£50m boost for gene therapy

A £50 million plan for the NHS to exploit future advances in genetic science was unveiled today by the Government.

Health Secretary John Reid presented to Parliament a new White Paper on the potential use of genetics by the NHS.

He set out plans to invest £50 million over three years to increase the capacity of genetic laboratories and to find ways to incorporate new advances into everyday health care.

He said the Human Genetics Commission would be asked to consider the idea of screening babies at birth and storing their genetic profile for future use.

The Government also plans to introduce new laws to make it an offence to test a person's DNA without their consent.

And it will ask experts to consider whether people could be unfairly discriminated against because of their genetic make-up and how to tackle this problem.

Mr Reid said in the future, the NHS would be able to predict and prevent ill health based on someone's genes.

Gene therapy offers hope to people with inherited conditions such as cystic fibrosis and works by replacing "defective" genes with healthy copies.

Genetic science would also lead to better use of existing drugs and the development of new therapies, he said. It could also lead to new treatments for common conditions such as cancer and coronary heart disease.

Mr Reid told the House of Commons: "We are standing on the threshold of a revolution in healthcare. By working together, by building on our strengths, by making the necessary investment and careful preparations now, I believe that genetics can deliver real and lasting benefits in health and healthcare for all of us."

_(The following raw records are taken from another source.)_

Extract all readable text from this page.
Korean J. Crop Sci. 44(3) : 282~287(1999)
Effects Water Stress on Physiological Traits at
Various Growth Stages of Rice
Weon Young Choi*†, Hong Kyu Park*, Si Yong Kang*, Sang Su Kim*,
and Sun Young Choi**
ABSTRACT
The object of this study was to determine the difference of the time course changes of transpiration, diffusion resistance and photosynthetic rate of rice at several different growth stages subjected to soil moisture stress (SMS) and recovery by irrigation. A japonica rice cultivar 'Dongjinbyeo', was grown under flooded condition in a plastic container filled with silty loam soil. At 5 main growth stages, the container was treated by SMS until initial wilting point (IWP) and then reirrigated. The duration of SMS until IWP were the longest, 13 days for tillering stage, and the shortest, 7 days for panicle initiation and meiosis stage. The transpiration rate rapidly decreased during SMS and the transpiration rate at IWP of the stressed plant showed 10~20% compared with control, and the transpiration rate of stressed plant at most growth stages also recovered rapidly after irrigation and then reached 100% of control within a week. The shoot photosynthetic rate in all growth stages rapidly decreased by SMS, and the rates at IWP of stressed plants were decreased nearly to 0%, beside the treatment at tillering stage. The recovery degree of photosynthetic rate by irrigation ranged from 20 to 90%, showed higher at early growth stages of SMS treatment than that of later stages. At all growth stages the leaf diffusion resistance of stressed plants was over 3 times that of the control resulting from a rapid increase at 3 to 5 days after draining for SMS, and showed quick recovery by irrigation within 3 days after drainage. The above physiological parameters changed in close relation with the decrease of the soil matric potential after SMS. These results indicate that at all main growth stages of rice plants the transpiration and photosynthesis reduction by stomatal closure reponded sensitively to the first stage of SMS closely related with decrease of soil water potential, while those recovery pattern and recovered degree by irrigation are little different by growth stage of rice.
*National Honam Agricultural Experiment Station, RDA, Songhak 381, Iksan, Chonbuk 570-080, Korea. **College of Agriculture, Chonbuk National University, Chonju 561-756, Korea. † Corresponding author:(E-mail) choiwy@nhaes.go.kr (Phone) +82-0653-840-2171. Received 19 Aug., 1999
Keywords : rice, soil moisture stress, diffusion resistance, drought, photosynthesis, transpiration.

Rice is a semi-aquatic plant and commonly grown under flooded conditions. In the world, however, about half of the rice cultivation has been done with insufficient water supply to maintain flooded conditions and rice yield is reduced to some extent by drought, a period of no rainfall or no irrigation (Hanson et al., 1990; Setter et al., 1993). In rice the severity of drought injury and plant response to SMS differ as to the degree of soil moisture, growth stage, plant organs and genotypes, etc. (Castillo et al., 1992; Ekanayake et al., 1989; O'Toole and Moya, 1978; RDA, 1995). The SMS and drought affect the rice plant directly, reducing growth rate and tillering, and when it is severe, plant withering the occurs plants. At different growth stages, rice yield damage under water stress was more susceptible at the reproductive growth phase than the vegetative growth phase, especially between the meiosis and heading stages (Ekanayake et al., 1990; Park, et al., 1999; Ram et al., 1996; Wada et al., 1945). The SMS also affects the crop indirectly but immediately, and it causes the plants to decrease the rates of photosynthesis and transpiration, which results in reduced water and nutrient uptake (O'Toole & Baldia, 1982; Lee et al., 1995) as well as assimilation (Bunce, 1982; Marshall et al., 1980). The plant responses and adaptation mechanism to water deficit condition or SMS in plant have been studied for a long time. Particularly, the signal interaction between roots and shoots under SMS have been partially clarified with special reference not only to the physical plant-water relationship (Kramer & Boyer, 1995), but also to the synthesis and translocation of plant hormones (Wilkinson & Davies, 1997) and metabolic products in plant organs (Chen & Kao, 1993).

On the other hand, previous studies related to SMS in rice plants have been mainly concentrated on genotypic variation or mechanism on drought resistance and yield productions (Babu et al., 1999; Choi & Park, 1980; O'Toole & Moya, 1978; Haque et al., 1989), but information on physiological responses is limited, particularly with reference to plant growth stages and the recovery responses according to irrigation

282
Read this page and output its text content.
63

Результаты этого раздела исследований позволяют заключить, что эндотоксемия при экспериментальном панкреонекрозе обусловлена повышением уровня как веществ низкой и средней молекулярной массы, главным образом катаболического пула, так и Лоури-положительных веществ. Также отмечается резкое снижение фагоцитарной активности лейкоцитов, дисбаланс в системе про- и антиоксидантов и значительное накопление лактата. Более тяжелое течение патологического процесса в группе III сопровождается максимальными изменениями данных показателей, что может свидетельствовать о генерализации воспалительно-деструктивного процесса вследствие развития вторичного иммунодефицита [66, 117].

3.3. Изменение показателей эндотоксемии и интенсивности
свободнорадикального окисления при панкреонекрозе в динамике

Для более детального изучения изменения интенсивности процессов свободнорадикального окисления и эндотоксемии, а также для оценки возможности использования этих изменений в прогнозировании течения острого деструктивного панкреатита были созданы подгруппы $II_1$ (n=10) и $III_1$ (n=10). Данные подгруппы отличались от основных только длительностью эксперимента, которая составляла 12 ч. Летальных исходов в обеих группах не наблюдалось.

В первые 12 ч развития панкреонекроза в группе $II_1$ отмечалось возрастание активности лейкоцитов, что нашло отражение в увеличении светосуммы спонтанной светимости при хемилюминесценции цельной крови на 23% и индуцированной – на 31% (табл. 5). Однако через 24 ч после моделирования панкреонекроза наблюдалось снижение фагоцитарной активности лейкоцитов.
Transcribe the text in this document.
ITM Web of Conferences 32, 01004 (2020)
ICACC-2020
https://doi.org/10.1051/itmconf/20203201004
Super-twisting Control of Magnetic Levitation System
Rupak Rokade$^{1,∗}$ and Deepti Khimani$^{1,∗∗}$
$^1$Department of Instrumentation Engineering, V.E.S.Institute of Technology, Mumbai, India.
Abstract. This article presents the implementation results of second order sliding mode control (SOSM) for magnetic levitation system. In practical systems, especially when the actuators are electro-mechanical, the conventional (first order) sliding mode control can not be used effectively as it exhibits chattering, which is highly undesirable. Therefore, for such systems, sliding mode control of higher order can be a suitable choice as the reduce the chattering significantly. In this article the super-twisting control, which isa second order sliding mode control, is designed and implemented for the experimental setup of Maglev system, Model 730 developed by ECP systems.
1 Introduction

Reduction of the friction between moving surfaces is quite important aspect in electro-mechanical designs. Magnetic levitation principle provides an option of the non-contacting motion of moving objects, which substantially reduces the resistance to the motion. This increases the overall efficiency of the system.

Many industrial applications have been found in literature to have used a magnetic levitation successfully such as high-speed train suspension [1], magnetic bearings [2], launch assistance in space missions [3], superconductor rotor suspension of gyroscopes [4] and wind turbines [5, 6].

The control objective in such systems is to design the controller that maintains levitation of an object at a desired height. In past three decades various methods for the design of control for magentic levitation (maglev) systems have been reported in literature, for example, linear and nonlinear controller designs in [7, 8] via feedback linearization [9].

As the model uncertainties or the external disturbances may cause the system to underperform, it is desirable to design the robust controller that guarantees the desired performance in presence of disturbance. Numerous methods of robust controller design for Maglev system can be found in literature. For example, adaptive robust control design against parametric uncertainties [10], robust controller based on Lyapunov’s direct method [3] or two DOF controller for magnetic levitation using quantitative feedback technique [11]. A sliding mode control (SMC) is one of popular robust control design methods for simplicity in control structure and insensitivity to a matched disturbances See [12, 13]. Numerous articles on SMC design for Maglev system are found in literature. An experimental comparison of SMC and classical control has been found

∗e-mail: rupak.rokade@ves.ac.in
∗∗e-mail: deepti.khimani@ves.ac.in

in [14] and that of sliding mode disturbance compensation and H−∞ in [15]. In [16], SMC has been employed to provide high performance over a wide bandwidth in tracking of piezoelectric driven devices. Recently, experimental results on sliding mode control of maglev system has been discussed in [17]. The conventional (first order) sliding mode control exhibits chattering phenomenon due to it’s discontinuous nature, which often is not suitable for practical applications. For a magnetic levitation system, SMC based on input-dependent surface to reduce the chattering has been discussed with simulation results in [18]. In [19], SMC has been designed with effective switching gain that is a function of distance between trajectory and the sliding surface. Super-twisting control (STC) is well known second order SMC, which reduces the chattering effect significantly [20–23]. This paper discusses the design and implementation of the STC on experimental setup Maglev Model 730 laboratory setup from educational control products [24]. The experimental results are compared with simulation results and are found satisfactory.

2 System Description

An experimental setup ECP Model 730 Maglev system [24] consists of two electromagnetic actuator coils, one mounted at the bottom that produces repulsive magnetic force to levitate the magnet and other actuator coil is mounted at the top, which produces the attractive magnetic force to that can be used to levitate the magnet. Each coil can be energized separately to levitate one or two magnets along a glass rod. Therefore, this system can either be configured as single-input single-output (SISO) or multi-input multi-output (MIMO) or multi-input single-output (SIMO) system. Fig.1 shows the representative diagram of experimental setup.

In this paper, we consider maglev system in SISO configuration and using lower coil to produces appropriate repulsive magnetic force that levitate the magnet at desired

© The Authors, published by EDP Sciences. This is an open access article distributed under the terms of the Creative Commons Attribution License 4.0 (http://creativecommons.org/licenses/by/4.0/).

But some experts have warned that as genetic testing becomes more widespread, it could lead to a 'genetic underclass'.

They fear that it could be used by insurers and employers to discriminate against those likely to fall ill.

The new investment will fund 50 new genetic counselling posts over five years. It will also fund up to 90 new trainee posts in laboratory genetics and 10 full-time trainer jobs.

Sir George Radda, chief executive of the Medical Research Council, said: "Genetic research has opened up the possibility of faster and more accurate diagnosis, and improved prediction of a person's risk of developing a disease, as well as new treatments.

"However there continues to be a pressing need for further research in areas such as gene therapy if these possibilities are to be realised."

Shadow health secretary Liam Fox welcomed the expansion of genetic services and said the Tories backed many of the specific proposals, such as those on DNA theft.

But he warned: "We mustn't overhype what genetics can do, especially in the short and medium terms. The technologies are emerging, in a very early stage, and the full potential is not yet known."